Every year, hundreds if not thousands of West African migrants disappear trying to reach the Canary Islands and, they believed, better lives in Europe. The real death toll is unknown, and so many people and boats are never seen again. But in 2021, something strange happened.
The boats, boats from the Atlantic coastal nation of Mauritania and other African nations, believed to have been used by migrants, weren't making it to the Canaries. They were emerging on the other side of the Atlantic Ocean, in the Caribbean and even as far as Brazil. All carried a sad cargo — the bodies of young men and women who dreamt of a new life in Europe. Few were ever identified.
They had drifted to death.
For nearly two years, Associated Press journalists traced the origins of one boat and the people who died in it. Their remains were found aboard a white and blue pirogue — a Mauritanian fishing boat — drifting near the Caribbean Island of Tobago on May 28, 2021.
As they traced what became of the men, they captured their journey. And arresting images emerged — images that conveyed the heartache, the loneliness, the futility of trying to find new lives by taking the biggest of risks.
These photos, by AP photographer Felipe Dana, chronicle the journey of these young men, of the places they left and were trying to reach. Taken together, the images show determination and desperation of the sort that many humans never experience — and that far too many humans do.
To read “Adrift,” by Renata Brito, the entire story of this journey, and see the digital AP presentation that brings the story to life, find it HERE.
They show the village from where the men came, and the life they were trying to leave behind. They show the shores the men left, and the ones they reached only in death. They show kids not unlike those who were lost, wearing clothing similar to that found in the doomed boat.
And, in an emotional collage, they show the clothes that the men on that unfortunate pirogue were wearing when they died — clothes tracked down by the AP and removed from plastic bags, under watchful eyes, to gather evidence about who they were.

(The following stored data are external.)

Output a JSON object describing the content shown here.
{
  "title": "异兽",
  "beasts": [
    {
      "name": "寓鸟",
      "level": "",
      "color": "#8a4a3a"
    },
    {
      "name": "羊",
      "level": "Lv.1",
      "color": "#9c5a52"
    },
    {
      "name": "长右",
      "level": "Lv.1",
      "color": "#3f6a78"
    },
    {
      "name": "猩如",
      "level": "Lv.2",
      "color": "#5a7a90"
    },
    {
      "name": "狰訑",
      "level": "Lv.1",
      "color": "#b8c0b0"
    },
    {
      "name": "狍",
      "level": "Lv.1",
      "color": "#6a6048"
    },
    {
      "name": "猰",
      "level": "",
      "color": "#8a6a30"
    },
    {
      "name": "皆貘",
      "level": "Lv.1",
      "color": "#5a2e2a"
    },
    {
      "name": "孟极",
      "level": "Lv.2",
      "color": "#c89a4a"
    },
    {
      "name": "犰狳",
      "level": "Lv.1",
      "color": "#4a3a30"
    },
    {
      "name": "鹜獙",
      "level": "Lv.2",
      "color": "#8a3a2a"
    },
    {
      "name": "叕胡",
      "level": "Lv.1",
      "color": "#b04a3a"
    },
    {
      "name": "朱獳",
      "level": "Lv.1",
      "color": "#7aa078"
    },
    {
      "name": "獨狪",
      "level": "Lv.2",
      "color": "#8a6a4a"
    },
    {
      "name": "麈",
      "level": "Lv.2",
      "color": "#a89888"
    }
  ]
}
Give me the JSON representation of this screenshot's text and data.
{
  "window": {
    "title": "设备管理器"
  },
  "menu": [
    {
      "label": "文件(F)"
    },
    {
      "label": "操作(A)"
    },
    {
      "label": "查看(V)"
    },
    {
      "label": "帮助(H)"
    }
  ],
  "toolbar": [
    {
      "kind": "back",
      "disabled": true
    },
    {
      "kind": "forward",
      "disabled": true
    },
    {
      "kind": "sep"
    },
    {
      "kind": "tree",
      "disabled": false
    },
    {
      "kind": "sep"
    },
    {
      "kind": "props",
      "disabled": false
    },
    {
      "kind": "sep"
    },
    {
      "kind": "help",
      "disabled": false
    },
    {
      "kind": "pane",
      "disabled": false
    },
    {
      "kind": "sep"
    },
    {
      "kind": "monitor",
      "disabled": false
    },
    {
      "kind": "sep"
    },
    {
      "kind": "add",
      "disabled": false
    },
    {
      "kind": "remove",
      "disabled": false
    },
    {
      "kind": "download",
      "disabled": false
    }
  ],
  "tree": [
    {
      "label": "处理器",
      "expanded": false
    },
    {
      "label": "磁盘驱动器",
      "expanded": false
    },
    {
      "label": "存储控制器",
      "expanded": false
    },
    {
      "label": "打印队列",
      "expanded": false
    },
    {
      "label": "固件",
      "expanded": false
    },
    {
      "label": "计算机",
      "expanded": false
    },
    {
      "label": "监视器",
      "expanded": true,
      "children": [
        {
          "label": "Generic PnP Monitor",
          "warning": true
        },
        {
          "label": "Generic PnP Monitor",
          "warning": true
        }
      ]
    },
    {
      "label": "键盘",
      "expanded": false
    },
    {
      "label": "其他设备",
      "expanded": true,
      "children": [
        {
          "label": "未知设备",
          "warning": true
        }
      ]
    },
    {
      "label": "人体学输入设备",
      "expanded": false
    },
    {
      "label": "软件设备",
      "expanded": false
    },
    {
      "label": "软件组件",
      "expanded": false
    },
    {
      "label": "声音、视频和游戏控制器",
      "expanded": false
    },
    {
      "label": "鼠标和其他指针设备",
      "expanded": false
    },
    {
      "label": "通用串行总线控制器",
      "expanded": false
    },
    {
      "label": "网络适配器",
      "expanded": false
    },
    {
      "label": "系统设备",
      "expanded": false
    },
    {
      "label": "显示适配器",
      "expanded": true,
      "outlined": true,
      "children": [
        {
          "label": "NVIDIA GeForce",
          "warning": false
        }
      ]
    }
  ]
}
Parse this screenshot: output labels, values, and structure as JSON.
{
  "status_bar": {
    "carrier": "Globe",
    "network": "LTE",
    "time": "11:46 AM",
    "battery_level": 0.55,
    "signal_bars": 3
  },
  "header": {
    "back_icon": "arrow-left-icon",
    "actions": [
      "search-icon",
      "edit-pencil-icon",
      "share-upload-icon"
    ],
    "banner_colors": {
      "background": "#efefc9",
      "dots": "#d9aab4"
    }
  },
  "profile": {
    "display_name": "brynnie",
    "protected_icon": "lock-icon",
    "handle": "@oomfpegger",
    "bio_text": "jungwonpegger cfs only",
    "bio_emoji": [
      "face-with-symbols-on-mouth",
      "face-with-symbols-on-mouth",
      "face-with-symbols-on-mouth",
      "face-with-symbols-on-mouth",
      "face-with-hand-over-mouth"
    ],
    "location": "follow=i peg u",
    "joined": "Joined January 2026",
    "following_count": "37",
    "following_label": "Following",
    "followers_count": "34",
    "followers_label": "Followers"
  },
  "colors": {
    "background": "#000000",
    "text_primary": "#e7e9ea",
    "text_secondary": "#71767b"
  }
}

In one image, the single doomed boat sits on the shoreline at dusk, cleared of remains, the only physical reminder of the young lives lost. In another, a hand in a protective latex glove examines the prized mobile phones of men who will make no more calls, check no more messages. In another, a dusty Mauritanian highway speaks to the bleak life these men wanted to get away from as they looked to the sea for their next chapter.
And then there is a haunting silhouette of Soulayman Sangaré of Kayes, Mali, stuck — as he characterizes it — in Mauritania. He might not say so, but he is one of the lucky ones. He tried to get out once, then twice, but was thwarted. He is still alive.
But how long that will last is unclear. Like those before him, those who died alone and at sea, Sangaré is committed to getting out.
"I want to try and leave again. That is my decision.”
Asks a journalist: “Nothing will make you change your decision?”